Something they don’t teach you in school:

Who you work for, matters more than your job description.

Every person you work for has issues. Not like mental issues. Like “I have a challenge and I’m going to hire you to solve it for me”-issues.

Maybe they need their books to add up. Or they need to improve team collaboration. Or even: they need someone to make sure customers pay before leaving the store.

Competent leaders and managers prioritize issues that help the business grow. Incompetent leaders or managers prioritize securing (or improving) their position.

Competent leaders and managers will give you autonomy (assuming you can handle it) and welcome your ideas. They will also encourage your questions. Hyperlinkers question decisions. They ask “Why” a lot. And they voice their own ideas. You want to work for someone who appreciates that.

Incompetent managers care more about politics than results and quality. They don’t care about the value you bring to the company. Just about the way you make them look. Whether you don’t outshine them. Whether your ideas aren’t risky.
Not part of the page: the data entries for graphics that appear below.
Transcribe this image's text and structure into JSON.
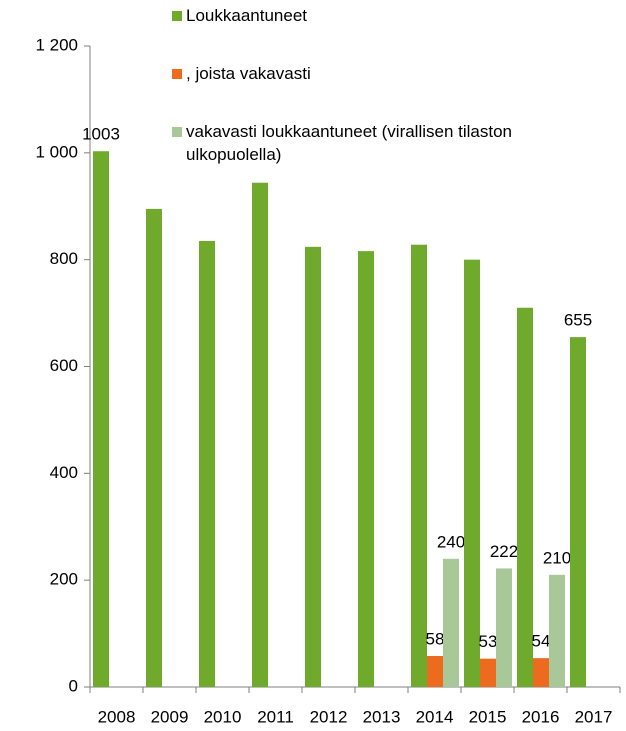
{
  "chart_data": {
    "type": "bar",
    "categories": [
      "2008",
      "2009",
      "2010",
      "2011",
      "2012",
      "2013",
      "2014",
      "2015",
      "2016",
      "2017"
    ],
    "series": [
      {
        "name": "Loukkaantuneet",
        "color": "#6faa2c",
        "values": [
          1003,
          895,
          835,
          944,
          824,
          816,
          828,
          800,
          710,
          655
        ],
        "value_labels": [
          "1003",
          null,
          null,
          null,
          null,
          null,
          null,
          null,
          null,
          "655"
        ]
      },
      {
        "name": ", joista vakavasti",
        "color": "#ec6b1f",
        "values": [
          null,
          null,
          null,
          null,
          null,
          null,
          58,
          53,
          54,
          null
        ]
      },
      {
        "name": "vakavasti loukkaantuneet (virallisen tilaston ulkopuolella)",
        "color": "#a9c89a",
        "values": [
          null,
          null,
          null,
          null,
          null,
          null,
          240,
          222,
          210,
          null
        ]
      }
    ],
    "ylim": [
      0,
      1200
    ],
    "yticks": [
      0,
      200,
      400,
      600,
      800,
      {
        "value": 1000,
        "label": "1 000"
      },
      {
        "value": 1200,
        "label": "1 200"
      }
    ],
    "legend": "top"
  }
}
This is a terrible fit for hyperlinkers. Hyperlinkers hate mindlessly executing someone else’s vision. They hate it even more if it’s a poor vision.

Takeaway #2:

Pick your boss carefully. Good bosses want you for who you are.
(Also, they exist. Really.)

Find your field

Hyperlinkers can work pretty much anywhere. IT, healthcare, woodworking… Still, every field has its pros and cons. And hyperlinkers crave new experiences, so dynamic careers are best.
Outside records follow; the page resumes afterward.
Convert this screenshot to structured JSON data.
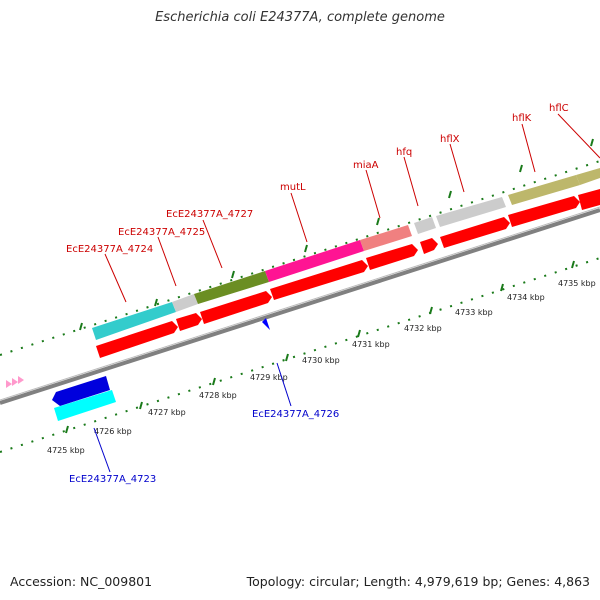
{
  "title": "Escherichia coli E24377A, complete genome",
  "accession": "Accession: NC_009801",
  "stats": "Topology: circular; Length: 4,979,619 bp; Genes: 4,863",
  "colors": {
    "cds": "#ff0000",
    "backbone": "#808080",
    "tick": "#1a7a1a",
    "label_fwd": "#cc0000",
    "label_rev": "#0000cc"
  },
  "scale_labels": [
    "4725 kbp",
    "4726 kbp",
    "4727 kbp",
    "4728 kbp",
    "4729 kbp",
    "4730 kbp",
    "4731 kbp",
    "4732 kbp",
    "4733 kbp",
    "4734 kbp",
    "4735 kbp"
  ],
  "gene_labels_forward": [
    "EcE24377A_4724",
    "EcE24377A_4725",
    "EcE24377A_4727",
    "mutL",
    "miaA",
    "hfq",
    "hflX",
    "hflK",
    "hflC"
  ],
  "gene_labels_reverse": [
    "EcE24377A_4726",
    "EcE24377A_4723"
  ]
}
Here are our thoughts if you’re considering…

  • IT.
    Probably one of the greatest fields for hyperlinkers to work in. So diverse! Plenty of room for exploration. Of course, not all IT is equal. Software development, UX and UI design, security and data analysis are all excellent. That’s because they require analysis. Hyperlinkers love that.
  • Sales.
    Are you extraverted? Do you love people? This might be a great fit! Just make sure you sell something you believe in. And, as always: the more freedom you have, the better you’ll do!
  • Marketing.
    Depends. Yes to complex and strategic marketing (branding, marketing strategy, campaign development, etc). No for execution, such as setting up ads. Not for long, anyway. On the bright side: marketing is changing all the time, so you get to explore!
  • Design.
    Again, depends. Great fit if you realize that your job is about solving others’ problems. Terrible fit if you just want someone to pay you for your self-expression. Also, terrible fit if you can’t deal with stupid clients making ridiculous demands. Stand your ground (but not in a whiny 5yo way)!
  • Engineering.
    Yes! Especially if you solve new problems all the time.
  • Research.
    Only if you have enough variety. You won’t enjoy spending years studying some detail. The analytical part of it is great though!
  • Healthcare.
    Yes, if you love people and have time for them. No, if you’re stuck with manual labor and no room to use your brains.
  • Education.
    Definite yes! Hyperlinkers LOVE explaining things to others and generally make great teachers. And if you’re not comfortable in front of a group, just focus on course development.
  • Politics.
    Only fun in the beginning. You’ll enjoy the game, but not the players.

Takeaway #3:

Pick a diverse career field that asks for analysis and problem-solving.

Change is your thing

What if you’ll want to do something else in a few years?

*Drum roll*

You go and do something else.

Career choices these days are temporary. You don’t need to make a plan for the next decades. All set for 1-3 years? Great!

Is your career all over the place? That’s normal. No, better: it’s good. Everything is connected, and you just happily explore the different links that come up. 

Yes, we get that your brother-in-law is promoted again, and is bragging about where he is on the career ladder. But honestly? Climbing the ladder isn’t the hyperlinker way. A hyperlinker career is like a castle to explore, with secret passageways, and here and there a trap door.

It’s not better, it’s not worse, it’s just the way it is.

So here’s the final thing to remember:

Takeaway #4:

You don’t have to have it all figured out, just treat your career like the treasure hunt that it is, stay curious, and enjoy the unexpected treasures!